Counterparty Risks of Pegged Tokens
Trading assets like Bitcoin on Binance Chain require a third-party, initially Binance itself, to hold the asset and issue pegged assets like BTC.B that can be traded on its DEX. This introduces a counterparty risk that is no different than using a centralized exchange. While the pegged asset (BTC.B) remains in the trader's custody until a trade is executed, the original asset (BTC) is held by Binance or a third party. There is no guarantee that the pegged asset can be swapped back to the original asset other than the trader's confidence in the brand.
Atomic Swaps to Enable True Non-Custodial Trades
To mitigate this counterparty risk the traded asset has to migrate from the native chain to the Binance Chain (like the altcoins that announced their migration from Ethereum to Binance Chain). For the assets that are not going to do this migration like BTC, the alternative is to allow trustless atomic-swaps between the original asset, i.e., BTC, and BEB2 tokens. Atomic swaps, in this case, will eliminate the counterparty risk.
Atomic swaps are generally possible between assets that use the same code base, for example, BTC, BCH, and LTC. Currently, it is not possible to scale cross-chain atomic swaps between Bitcoin and Ethereum. There are multiple efforts to enable atomic swaps between the Bitcoin-based chains and Ethereum such as Summa. Moreover, there is some research going on to use Lightning Network (LN) to enable BTC atomic swaps with ERC-20 tokens.
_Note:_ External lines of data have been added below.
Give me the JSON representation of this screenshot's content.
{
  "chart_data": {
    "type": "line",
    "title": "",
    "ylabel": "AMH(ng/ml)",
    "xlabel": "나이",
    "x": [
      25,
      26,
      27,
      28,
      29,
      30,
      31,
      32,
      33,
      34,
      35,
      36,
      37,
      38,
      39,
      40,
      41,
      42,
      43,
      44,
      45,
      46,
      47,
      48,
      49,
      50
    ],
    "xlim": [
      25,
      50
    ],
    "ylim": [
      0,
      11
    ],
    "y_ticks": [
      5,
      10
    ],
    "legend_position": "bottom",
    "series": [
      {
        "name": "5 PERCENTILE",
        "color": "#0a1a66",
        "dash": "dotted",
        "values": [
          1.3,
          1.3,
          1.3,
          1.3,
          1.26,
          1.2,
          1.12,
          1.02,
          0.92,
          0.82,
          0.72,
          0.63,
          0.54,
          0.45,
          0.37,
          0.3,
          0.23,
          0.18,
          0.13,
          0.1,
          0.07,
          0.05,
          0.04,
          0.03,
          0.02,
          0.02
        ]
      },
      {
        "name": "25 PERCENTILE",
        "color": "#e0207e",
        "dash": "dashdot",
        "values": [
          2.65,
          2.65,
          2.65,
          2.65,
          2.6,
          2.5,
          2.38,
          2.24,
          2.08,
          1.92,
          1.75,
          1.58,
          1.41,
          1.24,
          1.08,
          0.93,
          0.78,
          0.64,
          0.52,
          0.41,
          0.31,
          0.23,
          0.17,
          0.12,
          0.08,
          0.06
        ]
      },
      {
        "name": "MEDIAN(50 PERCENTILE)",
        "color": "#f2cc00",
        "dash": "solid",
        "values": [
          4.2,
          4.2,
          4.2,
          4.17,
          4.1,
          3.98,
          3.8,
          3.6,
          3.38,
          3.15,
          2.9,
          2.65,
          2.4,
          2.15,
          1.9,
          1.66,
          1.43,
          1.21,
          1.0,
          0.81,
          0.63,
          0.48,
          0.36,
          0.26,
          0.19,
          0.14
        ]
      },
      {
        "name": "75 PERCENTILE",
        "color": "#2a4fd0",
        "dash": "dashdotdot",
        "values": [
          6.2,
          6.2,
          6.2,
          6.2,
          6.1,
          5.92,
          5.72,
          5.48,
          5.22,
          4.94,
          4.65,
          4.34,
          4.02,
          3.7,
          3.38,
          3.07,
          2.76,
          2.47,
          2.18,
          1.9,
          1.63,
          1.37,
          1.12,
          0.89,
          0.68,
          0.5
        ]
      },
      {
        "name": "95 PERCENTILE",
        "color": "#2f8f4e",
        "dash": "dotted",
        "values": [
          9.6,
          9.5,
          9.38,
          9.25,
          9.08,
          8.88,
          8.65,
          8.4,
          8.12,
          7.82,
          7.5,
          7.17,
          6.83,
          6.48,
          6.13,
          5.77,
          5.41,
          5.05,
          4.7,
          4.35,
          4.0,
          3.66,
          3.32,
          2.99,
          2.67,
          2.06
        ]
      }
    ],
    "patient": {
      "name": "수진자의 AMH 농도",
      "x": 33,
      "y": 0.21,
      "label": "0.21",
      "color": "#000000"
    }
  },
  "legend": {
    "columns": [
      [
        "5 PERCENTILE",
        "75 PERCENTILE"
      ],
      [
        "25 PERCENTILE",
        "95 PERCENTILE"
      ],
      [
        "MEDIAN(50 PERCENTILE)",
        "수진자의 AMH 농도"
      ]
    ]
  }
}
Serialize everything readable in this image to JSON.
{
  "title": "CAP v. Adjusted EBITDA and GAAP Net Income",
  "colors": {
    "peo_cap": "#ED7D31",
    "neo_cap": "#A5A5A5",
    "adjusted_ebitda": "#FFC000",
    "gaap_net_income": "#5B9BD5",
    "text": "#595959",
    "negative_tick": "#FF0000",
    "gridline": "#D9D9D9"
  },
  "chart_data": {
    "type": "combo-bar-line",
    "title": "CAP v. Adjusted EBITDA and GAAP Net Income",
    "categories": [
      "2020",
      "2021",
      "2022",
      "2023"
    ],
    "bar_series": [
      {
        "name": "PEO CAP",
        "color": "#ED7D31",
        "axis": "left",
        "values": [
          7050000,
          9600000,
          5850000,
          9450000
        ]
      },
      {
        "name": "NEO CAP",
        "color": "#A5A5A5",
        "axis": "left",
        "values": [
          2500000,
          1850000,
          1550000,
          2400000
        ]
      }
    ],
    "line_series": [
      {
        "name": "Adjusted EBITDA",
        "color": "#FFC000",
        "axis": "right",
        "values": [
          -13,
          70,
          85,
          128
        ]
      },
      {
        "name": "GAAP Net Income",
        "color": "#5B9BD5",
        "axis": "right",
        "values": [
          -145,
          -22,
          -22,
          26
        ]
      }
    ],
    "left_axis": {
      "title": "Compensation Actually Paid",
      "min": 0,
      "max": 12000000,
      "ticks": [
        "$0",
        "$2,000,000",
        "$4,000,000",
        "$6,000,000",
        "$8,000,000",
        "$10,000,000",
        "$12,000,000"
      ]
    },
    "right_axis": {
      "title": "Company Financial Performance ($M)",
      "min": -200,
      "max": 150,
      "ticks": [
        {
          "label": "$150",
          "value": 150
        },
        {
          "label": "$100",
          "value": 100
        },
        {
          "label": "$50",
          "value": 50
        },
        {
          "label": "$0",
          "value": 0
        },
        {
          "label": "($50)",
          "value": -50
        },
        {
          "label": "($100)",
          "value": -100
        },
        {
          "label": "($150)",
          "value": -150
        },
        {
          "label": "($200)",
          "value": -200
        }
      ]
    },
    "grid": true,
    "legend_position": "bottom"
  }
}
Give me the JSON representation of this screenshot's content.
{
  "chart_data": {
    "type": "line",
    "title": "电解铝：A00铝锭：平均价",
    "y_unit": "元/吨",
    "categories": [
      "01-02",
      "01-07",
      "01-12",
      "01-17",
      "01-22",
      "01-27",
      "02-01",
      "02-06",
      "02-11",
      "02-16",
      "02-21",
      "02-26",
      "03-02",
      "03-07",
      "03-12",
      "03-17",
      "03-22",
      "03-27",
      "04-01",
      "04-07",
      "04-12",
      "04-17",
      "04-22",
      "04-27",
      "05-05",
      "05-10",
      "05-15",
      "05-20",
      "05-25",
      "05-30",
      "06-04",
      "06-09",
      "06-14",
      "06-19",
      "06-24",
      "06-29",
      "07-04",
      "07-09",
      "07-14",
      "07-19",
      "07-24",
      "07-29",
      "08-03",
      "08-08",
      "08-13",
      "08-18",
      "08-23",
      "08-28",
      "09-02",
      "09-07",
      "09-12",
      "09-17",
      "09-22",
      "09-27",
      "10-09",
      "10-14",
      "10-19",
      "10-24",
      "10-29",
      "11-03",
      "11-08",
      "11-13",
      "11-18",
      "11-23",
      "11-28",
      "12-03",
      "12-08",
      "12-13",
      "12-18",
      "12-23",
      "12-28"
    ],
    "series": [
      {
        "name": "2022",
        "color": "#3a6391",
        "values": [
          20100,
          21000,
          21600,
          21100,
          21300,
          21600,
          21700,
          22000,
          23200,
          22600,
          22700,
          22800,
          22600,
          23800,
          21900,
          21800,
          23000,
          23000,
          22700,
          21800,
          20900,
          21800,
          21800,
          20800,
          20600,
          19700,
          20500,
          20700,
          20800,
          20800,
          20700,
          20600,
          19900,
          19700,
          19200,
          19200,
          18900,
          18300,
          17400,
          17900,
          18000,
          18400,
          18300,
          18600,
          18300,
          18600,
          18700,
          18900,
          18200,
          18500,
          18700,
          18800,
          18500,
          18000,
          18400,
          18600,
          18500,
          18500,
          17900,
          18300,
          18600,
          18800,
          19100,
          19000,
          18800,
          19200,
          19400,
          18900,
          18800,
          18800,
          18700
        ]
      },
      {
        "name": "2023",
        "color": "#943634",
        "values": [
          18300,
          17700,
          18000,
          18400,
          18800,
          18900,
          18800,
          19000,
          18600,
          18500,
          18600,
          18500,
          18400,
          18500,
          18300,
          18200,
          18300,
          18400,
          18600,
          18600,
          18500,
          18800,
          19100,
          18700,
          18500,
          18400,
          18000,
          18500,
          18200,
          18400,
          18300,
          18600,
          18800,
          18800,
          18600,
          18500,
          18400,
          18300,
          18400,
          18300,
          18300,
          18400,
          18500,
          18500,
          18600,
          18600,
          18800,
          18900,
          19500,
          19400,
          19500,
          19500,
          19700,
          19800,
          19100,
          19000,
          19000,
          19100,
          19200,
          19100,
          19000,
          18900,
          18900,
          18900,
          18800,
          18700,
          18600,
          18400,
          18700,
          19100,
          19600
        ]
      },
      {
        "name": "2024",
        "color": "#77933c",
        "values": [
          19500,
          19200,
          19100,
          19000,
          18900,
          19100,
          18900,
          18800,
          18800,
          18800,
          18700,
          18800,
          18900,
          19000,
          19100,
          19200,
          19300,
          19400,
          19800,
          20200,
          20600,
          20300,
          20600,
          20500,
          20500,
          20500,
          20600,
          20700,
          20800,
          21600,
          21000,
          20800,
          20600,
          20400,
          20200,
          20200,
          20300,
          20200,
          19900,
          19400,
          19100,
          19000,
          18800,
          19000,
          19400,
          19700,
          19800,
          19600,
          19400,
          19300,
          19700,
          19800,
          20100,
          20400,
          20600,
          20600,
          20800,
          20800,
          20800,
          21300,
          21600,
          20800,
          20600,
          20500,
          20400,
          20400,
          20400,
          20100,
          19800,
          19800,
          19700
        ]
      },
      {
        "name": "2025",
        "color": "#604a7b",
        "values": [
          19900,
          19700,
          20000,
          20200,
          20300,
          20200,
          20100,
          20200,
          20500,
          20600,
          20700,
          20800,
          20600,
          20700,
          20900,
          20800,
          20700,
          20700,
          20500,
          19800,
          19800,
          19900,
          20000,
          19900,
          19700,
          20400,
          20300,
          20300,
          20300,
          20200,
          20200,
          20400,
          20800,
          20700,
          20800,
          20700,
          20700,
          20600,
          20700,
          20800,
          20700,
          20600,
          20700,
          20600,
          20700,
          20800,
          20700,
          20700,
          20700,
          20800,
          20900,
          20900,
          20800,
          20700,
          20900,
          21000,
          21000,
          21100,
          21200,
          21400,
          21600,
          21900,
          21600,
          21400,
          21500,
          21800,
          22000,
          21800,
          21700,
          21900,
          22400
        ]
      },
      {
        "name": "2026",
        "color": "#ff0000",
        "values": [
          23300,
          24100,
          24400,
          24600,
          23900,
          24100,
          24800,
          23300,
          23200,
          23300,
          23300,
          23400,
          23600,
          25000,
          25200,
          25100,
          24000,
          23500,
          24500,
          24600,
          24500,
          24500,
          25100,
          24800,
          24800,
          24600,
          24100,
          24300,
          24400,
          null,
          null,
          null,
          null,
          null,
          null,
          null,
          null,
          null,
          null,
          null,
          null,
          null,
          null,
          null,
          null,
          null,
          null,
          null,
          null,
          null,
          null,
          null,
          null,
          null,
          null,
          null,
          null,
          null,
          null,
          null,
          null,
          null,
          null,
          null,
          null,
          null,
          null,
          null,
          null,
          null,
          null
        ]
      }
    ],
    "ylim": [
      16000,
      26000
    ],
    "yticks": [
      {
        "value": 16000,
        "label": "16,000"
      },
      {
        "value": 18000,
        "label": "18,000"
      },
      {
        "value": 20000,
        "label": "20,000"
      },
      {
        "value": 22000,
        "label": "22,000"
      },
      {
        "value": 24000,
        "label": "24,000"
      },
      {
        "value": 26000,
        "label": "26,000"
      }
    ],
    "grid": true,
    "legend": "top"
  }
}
However, these efforts need further technical changes that will take considerable time to be implemented. Hence, we think the implementation of cross-chain atomic swaps between BEP2 tokens and other non-native assets is unlikely in the short-term.
Another issue with atomic swaps is price discovery, in atomic swaps, the buyer and seller have to negotiate a price before executing a trade. However, this problem was recently mitigated through the technology implemented by Arwen. The Arwen technology stack allows the integration of atomic swaps with centralized exchange order books allowing for fair and efficient price discovery. The technology implements blockchain-based escrows that hold the trader's coins and performs atomic swaps at the market price, when the trader executes a trade on the centralized exchange.
The Arwen technology was integrated into the KuCoin exchange to allow non-custodial trades. Similarly, the same technology can be integrated with the Binance centralized exchange. However, integration with its DEX, would require Arwen to support Binance Chain escrows and implement atomic swaps between Binance Chain and Bitcoin-based assets. If such a development can be achieved, true non-custodial exchanges on Binance DEX could become a reality.
Binance DEX and the accompanying implementation of its chain is an ambitious move from Binance to lead the disruption on the crypto exchange industry. While we agree with the massive potential of the long-term goal, it is important to realize and highlight the major hurdles toward realizing that vision. Specifically, Binance has complete control of its chain, and the assets issued on it, which could pose a significant risk from both regulatory and execution perspective. Moreover, the issuance of pegged assets for major cryptocurrencies like BTC, ETH, and ZEC to allow trading on its DEX doesn't provide any tangible improvement over the current centralized exchange experience. In both scenarios, Binance is holding the original assets that are traded on the exchange.
Disclosure: The information in this article is for informational purposes. At the time of this article, we have no investments in Binance, KuCoin, Arwen or any positions in BNB, KCS.